En raison du confinement annoncé mercredi 28 octobre 2020 pour une période minimum de 4 semaines éventuellement reconductible, ce spectacle est actuellement maintenu mais la ventes de billets suspendue jusqu’à fin novembre 2020.
––––––

Dominique Brun rend hommage à Bronislava Nijinska, première et unique femme chorégraphe des Ballets russes, néanmoins laissée dans l’ombre. En complicité avec ses danseurs, s’appuyant sur une lecture éclairée des archives, elle reprend Les Noces et réinvente le Boléro pour mettre en lumière son héritage, au risque assumé de le fantasmer un peu.
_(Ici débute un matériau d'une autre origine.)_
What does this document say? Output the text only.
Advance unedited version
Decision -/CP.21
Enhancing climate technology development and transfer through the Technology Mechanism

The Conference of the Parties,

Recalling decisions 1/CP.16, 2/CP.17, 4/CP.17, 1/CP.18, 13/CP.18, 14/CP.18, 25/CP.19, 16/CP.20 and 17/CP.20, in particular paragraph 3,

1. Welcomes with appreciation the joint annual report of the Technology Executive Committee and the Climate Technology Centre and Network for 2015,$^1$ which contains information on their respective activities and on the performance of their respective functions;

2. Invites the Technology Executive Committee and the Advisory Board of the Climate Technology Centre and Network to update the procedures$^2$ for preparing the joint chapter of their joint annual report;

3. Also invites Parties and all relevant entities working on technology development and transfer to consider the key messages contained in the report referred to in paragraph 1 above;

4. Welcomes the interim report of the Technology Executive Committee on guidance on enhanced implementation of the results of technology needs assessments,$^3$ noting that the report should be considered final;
Poursuivant ses recherches sur les figures saillantes de la modernité, en particulier Vaslav Nijinski, Dominique Brun s’intéresse ici à sa sœur, « la Nijinska », autre pilier des Ballets russes. Partant du déchiffrement fouillé de ses archives (dessins, notes, carnet, partitions…), elle remonte le fil d’une écriture qui s’est différenciée à travers les époques, soucieuse d’en faire revivre, en les confrontant, les mémoires sédimentées. De la réactivation de ces archives à leurs actualisations performatives, le programme rend hommage à une chorégraphe d’Avant-garde, influencée par le constructivisme et le modernisme de son frère, à travers la reprise de deux pièces iconiques. Les Noces, recréée avec la plupart de la distribution du Sacre #2, privilégie le mouvement de groupe et l’ancrage au sol, dans une chorégraphie aussi rituelle que terrienne, empruntant sa dynamique aux danses paysannes russes. La pièce est accompagnée d’un enregistrement instrumental et vocal de la première version de Ravel, écrite en 1919. Dans le Boléro, originellement chorégraphié par Nijinska, sur une musique de Ravel et à la demande d’Ida Rubinstein, une soliste s’offre en spectacle à un groupe de vingt hommes transis. Invité à interpréter la danse et à partager l’écriture, François Chaignaud en confronte la forme Invité à interpréter la danse et à partager l’écriture, à d’autres espagnolades, à la skirt dance ou au buto de Tatsumi Hijikata, au plus près d’une « révolte de la chair ». Vêtu d’une longue robe, le danseur y alterne tournoiement, staccato du pied, ralenti des bras et du torse, son corps entrant en résistance avec la martialité du rythme pour mieux déjouer l’autorité de la musique.